Oireachtas Joint and Select Committees

Wednesday, 31 January 2024

Select Committee on Health

Estimates for Public Services 2024
Vote 38 - Health (Revised)

Photo of Stephen DonnellyStephen Donnelly (Wicklow, Fianna Fail) | Oireachtas source

I thank the Deputy. I might address his two points together because they are linked, namely, the private hospital capacity and accessing expert opinion. Specifically on accessing beds in private hospitals, there is a new private hospital framework that was put in place in December. It has various protocols in terms of surge and being able to access more beds as needed. Some hospitals are using it very well. I am not convinced it is being used to the fullest extent in all of the hospitals, especially in some of the most pressured areas. There is more private capacity available than is necessarily being used.

There are other things we are doing. We are now sending specialist teams to nursing homes in terms of moving patients out of the hospital. The HSE is extending GP access to community diagnostics to out-of-hours, which will help as well.

I fully agree with the Deputy's points on accessing expert opinion. That is a central piece to this fundamental shift from hospital care to community care, a shift we are in the middle of. The Deputy will be aware of the chronic disease management programme. GPs can now access consultants, nurse specialists and advance nurse practitioners, either online or in the hubs, for exactly this reason. We are seeing it with the three pathways we have under chronic disease management. We are adding a fourth, which is hypertension, which will make a big difference. It is a big killer and one where the mortality rates have not fallen at the rate they have fallen for other things over the past ten to 50 years. That will make a big difference. Diabetes, respiratory and circulatory, essentially, are under CDM. The GPs I have spoken to love it. They are saying they have a patient with a heart problem, they do not quite know what to do but they can have a five-minute call with a cardiologist in St. Vincent's who can advise. It is going very well. In fact, last week I was talking to the St. Vincent's team which has one of these hubs in Bray, in my constituency. They have just surveyed the patients and 96% of the patients said they preferred this model of care rather than having to go to the hospitals for all of the reasons the Deputy laid out.

The big investment in advance nurse practitioners is making a difference.

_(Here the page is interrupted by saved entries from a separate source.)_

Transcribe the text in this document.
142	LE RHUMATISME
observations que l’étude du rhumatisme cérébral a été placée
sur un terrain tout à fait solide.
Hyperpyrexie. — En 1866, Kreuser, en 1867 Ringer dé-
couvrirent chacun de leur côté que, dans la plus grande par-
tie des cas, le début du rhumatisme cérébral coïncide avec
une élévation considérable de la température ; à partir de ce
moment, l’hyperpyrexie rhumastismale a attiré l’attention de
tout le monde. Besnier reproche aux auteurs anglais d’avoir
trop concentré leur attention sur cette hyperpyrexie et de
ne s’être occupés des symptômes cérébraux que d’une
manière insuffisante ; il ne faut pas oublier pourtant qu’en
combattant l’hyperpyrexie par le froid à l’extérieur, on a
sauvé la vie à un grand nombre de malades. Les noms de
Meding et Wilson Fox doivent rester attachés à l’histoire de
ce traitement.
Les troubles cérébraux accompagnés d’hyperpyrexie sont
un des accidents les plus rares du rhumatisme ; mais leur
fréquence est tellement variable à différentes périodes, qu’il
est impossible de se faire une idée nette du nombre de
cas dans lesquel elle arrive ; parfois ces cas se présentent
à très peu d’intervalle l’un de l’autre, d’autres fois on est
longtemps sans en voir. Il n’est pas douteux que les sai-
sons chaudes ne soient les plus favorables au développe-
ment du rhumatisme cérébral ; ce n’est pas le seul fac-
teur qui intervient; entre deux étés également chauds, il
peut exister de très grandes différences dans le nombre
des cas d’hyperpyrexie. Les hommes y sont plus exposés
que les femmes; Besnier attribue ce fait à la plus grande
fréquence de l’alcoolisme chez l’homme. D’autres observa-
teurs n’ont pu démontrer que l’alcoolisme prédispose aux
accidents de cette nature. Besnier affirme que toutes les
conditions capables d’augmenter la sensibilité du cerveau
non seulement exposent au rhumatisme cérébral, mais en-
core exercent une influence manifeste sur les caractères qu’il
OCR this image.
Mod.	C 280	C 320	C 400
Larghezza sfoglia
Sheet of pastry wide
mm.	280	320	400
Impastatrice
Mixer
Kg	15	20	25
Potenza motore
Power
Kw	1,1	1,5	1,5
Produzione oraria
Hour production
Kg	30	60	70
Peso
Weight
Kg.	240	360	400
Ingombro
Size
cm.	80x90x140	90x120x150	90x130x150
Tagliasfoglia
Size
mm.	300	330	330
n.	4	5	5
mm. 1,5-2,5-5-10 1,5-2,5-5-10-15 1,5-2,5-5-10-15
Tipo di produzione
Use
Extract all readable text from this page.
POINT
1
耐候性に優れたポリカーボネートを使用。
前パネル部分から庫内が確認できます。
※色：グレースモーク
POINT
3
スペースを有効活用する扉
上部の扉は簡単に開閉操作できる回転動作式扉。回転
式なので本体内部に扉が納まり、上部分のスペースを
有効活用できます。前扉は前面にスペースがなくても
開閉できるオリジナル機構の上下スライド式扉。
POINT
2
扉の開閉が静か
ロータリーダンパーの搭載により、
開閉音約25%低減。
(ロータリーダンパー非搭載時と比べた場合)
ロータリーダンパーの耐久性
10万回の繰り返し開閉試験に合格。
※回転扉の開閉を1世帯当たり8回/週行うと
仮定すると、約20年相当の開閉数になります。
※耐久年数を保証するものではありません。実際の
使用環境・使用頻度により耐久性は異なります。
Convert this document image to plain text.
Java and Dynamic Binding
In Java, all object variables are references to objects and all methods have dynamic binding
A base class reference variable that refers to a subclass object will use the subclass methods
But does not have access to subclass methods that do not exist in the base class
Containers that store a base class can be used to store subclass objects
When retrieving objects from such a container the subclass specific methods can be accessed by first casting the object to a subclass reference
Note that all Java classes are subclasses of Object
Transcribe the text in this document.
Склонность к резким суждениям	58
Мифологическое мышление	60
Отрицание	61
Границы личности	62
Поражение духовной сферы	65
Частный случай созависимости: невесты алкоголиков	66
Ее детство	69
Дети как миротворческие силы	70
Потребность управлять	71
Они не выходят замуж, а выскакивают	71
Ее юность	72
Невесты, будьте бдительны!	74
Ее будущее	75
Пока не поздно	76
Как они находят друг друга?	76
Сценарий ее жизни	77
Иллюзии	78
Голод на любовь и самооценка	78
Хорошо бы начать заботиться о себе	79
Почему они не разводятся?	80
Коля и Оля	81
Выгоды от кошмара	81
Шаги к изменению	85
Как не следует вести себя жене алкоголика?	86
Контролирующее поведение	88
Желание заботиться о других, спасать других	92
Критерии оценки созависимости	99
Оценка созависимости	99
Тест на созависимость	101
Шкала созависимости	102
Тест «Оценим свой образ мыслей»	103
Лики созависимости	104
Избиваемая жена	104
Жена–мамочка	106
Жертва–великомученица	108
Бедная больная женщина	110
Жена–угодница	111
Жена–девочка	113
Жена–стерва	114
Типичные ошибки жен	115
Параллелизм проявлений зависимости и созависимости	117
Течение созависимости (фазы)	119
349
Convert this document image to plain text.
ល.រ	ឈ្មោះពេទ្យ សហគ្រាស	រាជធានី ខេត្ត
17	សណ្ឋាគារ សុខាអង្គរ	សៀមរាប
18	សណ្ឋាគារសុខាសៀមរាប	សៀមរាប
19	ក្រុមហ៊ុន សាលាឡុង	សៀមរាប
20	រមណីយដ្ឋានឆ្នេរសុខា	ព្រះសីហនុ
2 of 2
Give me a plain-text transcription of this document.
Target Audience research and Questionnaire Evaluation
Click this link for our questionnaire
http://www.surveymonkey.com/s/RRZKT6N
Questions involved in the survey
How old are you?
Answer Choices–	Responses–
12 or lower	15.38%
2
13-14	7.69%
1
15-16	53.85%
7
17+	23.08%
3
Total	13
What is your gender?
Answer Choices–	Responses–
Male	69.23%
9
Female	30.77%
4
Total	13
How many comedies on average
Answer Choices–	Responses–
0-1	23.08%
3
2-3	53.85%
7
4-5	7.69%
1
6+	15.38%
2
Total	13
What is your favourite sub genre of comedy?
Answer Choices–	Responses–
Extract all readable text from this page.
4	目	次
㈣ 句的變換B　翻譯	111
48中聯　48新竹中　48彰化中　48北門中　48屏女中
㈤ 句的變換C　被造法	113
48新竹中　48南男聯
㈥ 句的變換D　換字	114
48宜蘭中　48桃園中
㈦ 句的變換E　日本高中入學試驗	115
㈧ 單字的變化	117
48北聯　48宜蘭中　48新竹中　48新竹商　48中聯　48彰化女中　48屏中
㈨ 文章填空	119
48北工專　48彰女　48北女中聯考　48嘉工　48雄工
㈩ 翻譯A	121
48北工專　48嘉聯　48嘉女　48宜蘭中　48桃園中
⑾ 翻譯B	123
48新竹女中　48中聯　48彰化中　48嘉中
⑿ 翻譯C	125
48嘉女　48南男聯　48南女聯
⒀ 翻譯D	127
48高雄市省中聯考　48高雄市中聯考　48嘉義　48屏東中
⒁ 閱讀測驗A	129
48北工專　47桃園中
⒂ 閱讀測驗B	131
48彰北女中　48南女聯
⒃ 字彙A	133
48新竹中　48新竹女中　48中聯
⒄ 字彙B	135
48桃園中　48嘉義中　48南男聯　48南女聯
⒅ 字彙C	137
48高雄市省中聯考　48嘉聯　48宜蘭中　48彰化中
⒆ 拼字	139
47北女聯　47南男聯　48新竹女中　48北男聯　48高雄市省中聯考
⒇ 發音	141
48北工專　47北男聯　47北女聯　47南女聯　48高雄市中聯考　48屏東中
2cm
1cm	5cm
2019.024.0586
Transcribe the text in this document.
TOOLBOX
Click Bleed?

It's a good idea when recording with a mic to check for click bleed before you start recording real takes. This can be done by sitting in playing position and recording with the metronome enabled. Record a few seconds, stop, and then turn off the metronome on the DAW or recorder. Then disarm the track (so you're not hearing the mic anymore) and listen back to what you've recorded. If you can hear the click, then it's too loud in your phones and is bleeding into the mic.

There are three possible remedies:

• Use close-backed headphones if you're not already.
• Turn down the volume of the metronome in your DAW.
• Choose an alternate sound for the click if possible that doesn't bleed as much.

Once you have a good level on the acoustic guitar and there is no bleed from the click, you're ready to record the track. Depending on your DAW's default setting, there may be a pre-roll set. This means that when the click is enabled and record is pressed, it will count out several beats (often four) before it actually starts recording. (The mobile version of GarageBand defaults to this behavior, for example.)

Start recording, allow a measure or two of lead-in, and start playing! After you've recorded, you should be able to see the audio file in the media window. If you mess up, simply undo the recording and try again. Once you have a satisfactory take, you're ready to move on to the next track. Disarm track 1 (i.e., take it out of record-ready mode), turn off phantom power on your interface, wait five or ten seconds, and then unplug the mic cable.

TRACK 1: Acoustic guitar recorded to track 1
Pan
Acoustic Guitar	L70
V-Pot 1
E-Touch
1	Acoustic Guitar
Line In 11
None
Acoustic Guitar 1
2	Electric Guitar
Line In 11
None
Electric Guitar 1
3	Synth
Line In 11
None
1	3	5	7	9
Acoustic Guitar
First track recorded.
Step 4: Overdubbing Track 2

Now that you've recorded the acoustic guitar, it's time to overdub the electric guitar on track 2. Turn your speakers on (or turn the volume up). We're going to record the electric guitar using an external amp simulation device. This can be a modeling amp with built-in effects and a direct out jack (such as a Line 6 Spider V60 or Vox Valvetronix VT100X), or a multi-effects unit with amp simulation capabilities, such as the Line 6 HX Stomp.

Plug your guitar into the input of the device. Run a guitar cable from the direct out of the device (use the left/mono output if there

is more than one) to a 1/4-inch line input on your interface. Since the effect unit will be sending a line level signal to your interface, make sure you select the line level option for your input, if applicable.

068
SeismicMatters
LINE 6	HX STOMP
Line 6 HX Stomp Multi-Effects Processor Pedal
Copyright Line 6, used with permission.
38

I was in the Royal Victoria Eye and Ear Hospital last week as well, looking at some of the modernised care pathway work.

This particular one is for cataracts. At its core, the point is that consultants do not need to see everyone who is coming in. Advanced nurse practitioner teams can actually see a significant number of those who would otherwise have to wait to see a hospital consultant. Believe it or not - I had to double-check the figures I was being shown in order to ensure I understood them correctly - the waiting time for a cataract appointment has been reduced from several years to several months through this pathway. It has been revolutionary. In Dublin, the children's waiting list through the school-based programme referral or GP referrals has more or less been eradicated. Children who would previously have waited a lengthy period of up to several years to see an ophthalmologist are now being seen in the community by health and social care professionals and advanced nurse practitioners. As the Deputy stated in the context of GPs having access to specialism, it does not have to be a consultant. Sometimes it is a consultant, but clinical nurse specialists, advanced nurse practitioners, optometrists and health and social care professionals can fully handle end to end a very sizeable number of patients who previously had been waiting to see a consultant. The Deputy made reference to the buses of people going from Cork and Kerry up to Northern Ireland for cataract treatment. That will become a thing of the past. In Ballincollig, there is a new state-of-the-art facility which will see a significant number of people. Many of the ophthalmology services are moving from CUH to the South Infirmary hospital. In fact, the Royal Victoria Eye and Ear Hospital is now seeing lots of people who previously would have gone to Northern Ireland. It is exactly the point the Deputy is making. It is access to specialism, be it nursing, health and social care, medical or dental specialism, that previously was not available. The impact this new approach is having is extraordinary. It is one of the pillars of our waiting list action plan which will be rolling into this year.